Consequently, I have been surprised lately to discover that I have been narrowing my experience of life with "limiting beliefs". These beliefs were gently pointed out to me lately by a couple of people with whom I've been doing some spiritual work. The real gift for me was that when it came up, though my first reaction was to protest, I actually listened and entertained the possibility of the truth of the matter.......I had to admit that I had been believing that if I wanted to discover my life rather than plan it, I had no say in it.
I thought I had made great strides when I got over the whole concept of DESERVE.... and I did. But right under that was a layer of resignation..I know better that to wallow in resignation so I had it cloaked in some other more palatable words.....I looked inside and had to be honest...it was there.
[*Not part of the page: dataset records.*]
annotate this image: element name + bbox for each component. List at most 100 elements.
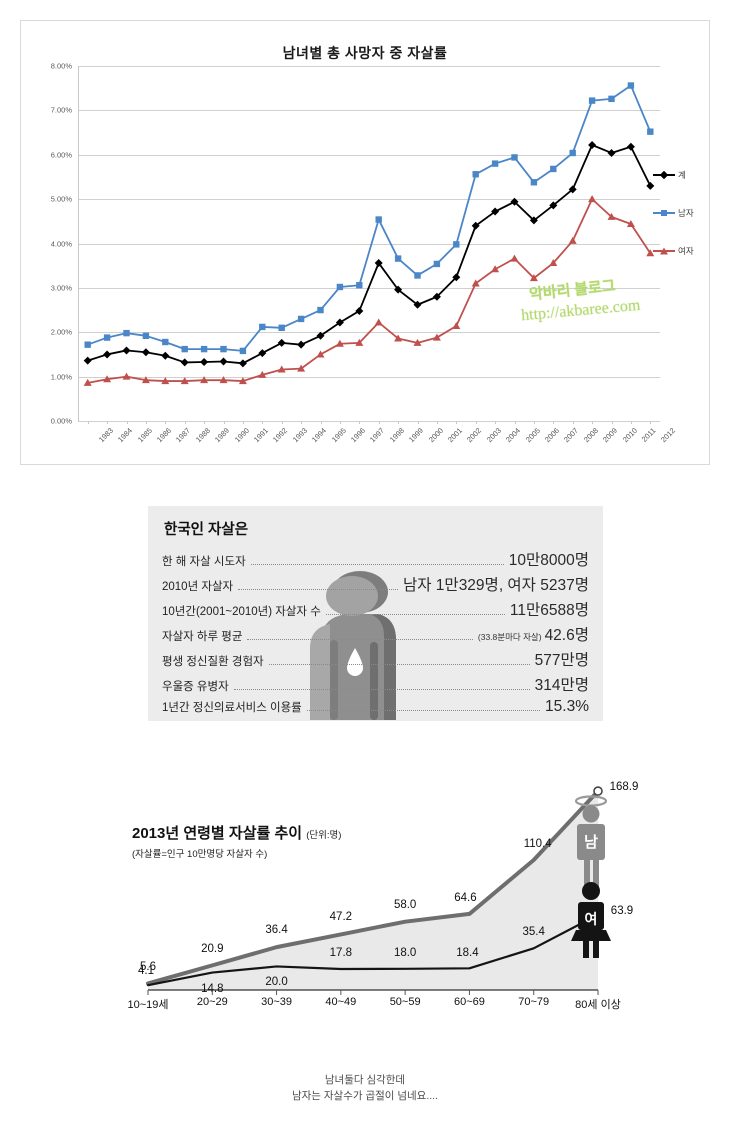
chart3-value-label-male: 47.2 (329, 911, 353, 924)
chart1-marker (510, 254, 519, 262)
chart1-marker (103, 350, 112, 359)
chart1-gridline (78, 199, 660, 201)
chart3-value-label-male: 64.6 (454, 891, 477, 904)
chart1-marker (549, 201, 558, 210)
chart1-gridline (78, 154, 660, 156)
chart1-x-tick-label: 1985 (135, 426, 154, 445)
chart1-x-tick-label: 2011 (639, 426, 658, 444)
chart1-x-tick-label: 2006 (542, 426, 561, 445)
chart1-x-tick-label: 1992 (271, 426, 290, 445)
chart1-marker (317, 306, 324, 314)
chart3-series-layer (146, 786, 603, 995)
chart1-x-tick-label: 1990 (232, 426, 251, 445)
chart1-legend-marker (660, 247, 668, 255)
chart1-y-tick-label: 1.00% (50, 372, 72, 382)
chart1-marker (123, 329, 130, 337)
chart3-x-tick-label: 70~79 (518, 996, 550, 1008)
chart1-marker (646, 181, 655, 190)
chart1-legend-item-여자[interactable]: 여자 (653, 232, 701, 270)
chart1-marker (335, 339, 344, 347)
chart1-marker (103, 334, 111, 341)
chart3-x-tick-label: 50~59 (389, 996, 421, 1008)
chart1-x-tick (417, 421, 419, 424)
chart1-marker (588, 195, 597, 203)
chart3-value-label-female: 18.0 (393, 946, 417, 959)
chart1-x-tick (281, 421, 283, 424)
chart1-marker (162, 338, 169, 346)
chart3-value-label-female: 4.1 (138, 965, 154, 978)
chart1-marker (239, 347, 247, 355)
chart1-x-tick-label: 2010 (620, 426, 639, 445)
panel-fact-value: 남자 1만329명, 여자 5237명 (402, 577, 589, 594)
chart1-marker (180, 377, 189, 385)
chart1-marker (219, 357, 228, 366)
chart1-x-tick (495, 421, 497, 424)
chart1-x-tick-label: 2000 (426, 426, 445, 445)
chart3-value-label-female: 20.0 (265, 976, 288, 989)
panel-fact-label: 우울증 유병자 (162, 681, 229, 693)
chart3-value-label-female: 14.8 (201, 982, 224, 995)
chart1-x-tick-label: 2002 (465, 426, 484, 445)
chart1-marker (608, 95, 615, 103)
chart1-plot-area: 0.00% 1.00% 2.00% 3.00% 4.00% 5.00% 6.00% 7.00%… (51, 62, 678, 445)
chart1-x-tick (456, 421, 458, 424)
chart1-x-tick (301, 421, 303, 424)
chart1-y-axis (78, 66, 79, 421)
panel-fact-label: 10년간(2001~2010년) 자살자 수 (162, 606, 321, 618)
chart1-x-tick-label: 1984 (115, 426, 135, 445)
chart3-title: 2013년 연령별 자살률 추이 (단위:명) (132, 822, 341, 843)
chart3-value-label-female: 35.4 (522, 926, 545, 939)
chart1-marker (491, 160, 499, 167)
panel-fact-row: 평생 정신질환 경험자 577만명 (162, 648, 589, 673)
chart1-marker (238, 359, 247, 368)
panel-fact-row: 자살자 하루 평균 (33.8분마다 자살) 42.6명 (162, 623, 589, 648)
chart1-marker (141, 376, 150, 384)
korean-suicide-facts-panel: 한국인 자살은 한 해 자살 시도자 10만8000명 2010년 자살자 남자 1만… (148, 506, 603, 721)
panel-fact-value: 11만6588명 (509, 602, 589, 619)
chart1-marker (356, 282, 363, 289)
chart1-marker (472, 171, 479, 178)
chart3-value-label-male: 58.0 (393, 898, 417, 911)
chart1-marker (374, 318, 383, 326)
chart1-x-tick-label: 2007 (562, 426, 581, 445)
chart3-x-tick-label: 60~69 (453, 996, 485, 1008)
chart1-x-tick (650, 421, 652, 424)
chart1-marker (200, 345, 208, 353)
panel-fact-row: 10년간(2001~2010년) 자살자 수 11만6588명 (162, 598, 589, 623)
chart1-marker (413, 338, 422, 346)
female-pictogram-icon: 여 (566, 881, 616, 959)
chart1-marker (258, 370, 267, 378)
chart1-marker (413, 300, 422, 309)
chart1-x-tick-label: 1991 (251, 426, 270, 445)
chart1-marker (142, 332, 150, 339)
chart1-marker (550, 165, 557, 173)
chart1-legend-item-계[interactable]: 계 (653, 156, 701, 194)
chart1-legend-swatch (653, 170, 675, 180)
chart3-value-label-male: 168.9 (609, 781, 639, 794)
chart1-marker (432, 333, 441, 341)
chart1-line-남자 (87, 84, 652, 352)
chart1-legend-item-남자[interactable]: 남자 (653, 194, 701, 232)
chart1-x-tick-label: 2004 (503, 426, 523, 445)
age-suicide-rate-chart: 2013년 연령별 자살률 추이 (단위:명) (자살률=인구 10만명당 자살… (108, 760, 638, 1011)
chart1-x-tick-label: 2001 (445, 426, 464, 445)
chart1-legend-swatch (653, 247, 675, 255)
bottom-caption: 남녀둘다 심각한데 남자는 자살수가 곱절이 넘네요.... (0, 1072, 730, 1104)
chart1-marker (588, 140, 597, 149)
chart1-marker (335, 318, 344, 327)
chart3-value-label-male: 20.9 (201, 943, 224, 956)
chart1-legend-label: 계 (678, 170, 686, 180)
chart1-x-tick-label: 1994 (309, 426, 329, 445)
chart3-x-tick-label: 20~29 (196, 996, 228, 1008)
panel-fact-row: 2010년 자살자 남자 1만329명, 여자 5237명 (162, 573, 589, 598)
chart1-marker (627, 82, 635, 89)
chart1-y-tick-label: 5.00% (50, 194, 72, 204)
chart1-x-tick (572, 421, 574, 424)
chart1-marker (568, 236, 577, 244)
chart1-x-tick (184, 421, 186, 424)
chart1-marker (84, 341, 91, 348)
chart3-x-tick-label: 10~19세 (127, 999, 169, 1011)
chart1-marker (278, 324, 285, 332)
chart1-x-tick-label: 1983 (96, 426, 115, 445)
chart1-x-tick (533, 421, 535, 424)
I wondered aloud how am I going to sort this all out? I've been SO committed to letting go of MY ideas and discovering all that life IS.
"The key", she said to me, "is balance". It was is if these words had never been presented to me before (yet surely they have) and I had one of those moments of clarity that makes everything look possible.
Buddha taught that every understanding is like a boat used to cross a river.... It is only useful to cross that river.....one must be willing to then get out of that boat and move on .
My clinging so strongly to one aspect of living fully and free in the universe had brought me out of balance in another area. It is time for me to get out of that boat and see how to put that experience into the larger picture....to allow it to be one piece of the puzzle-----not the whole puzzle.
My new mantra..... Nothing in my life is totally right or wrong, I choose balance, I choose my wisdom, I choose my power, I choose abundance now.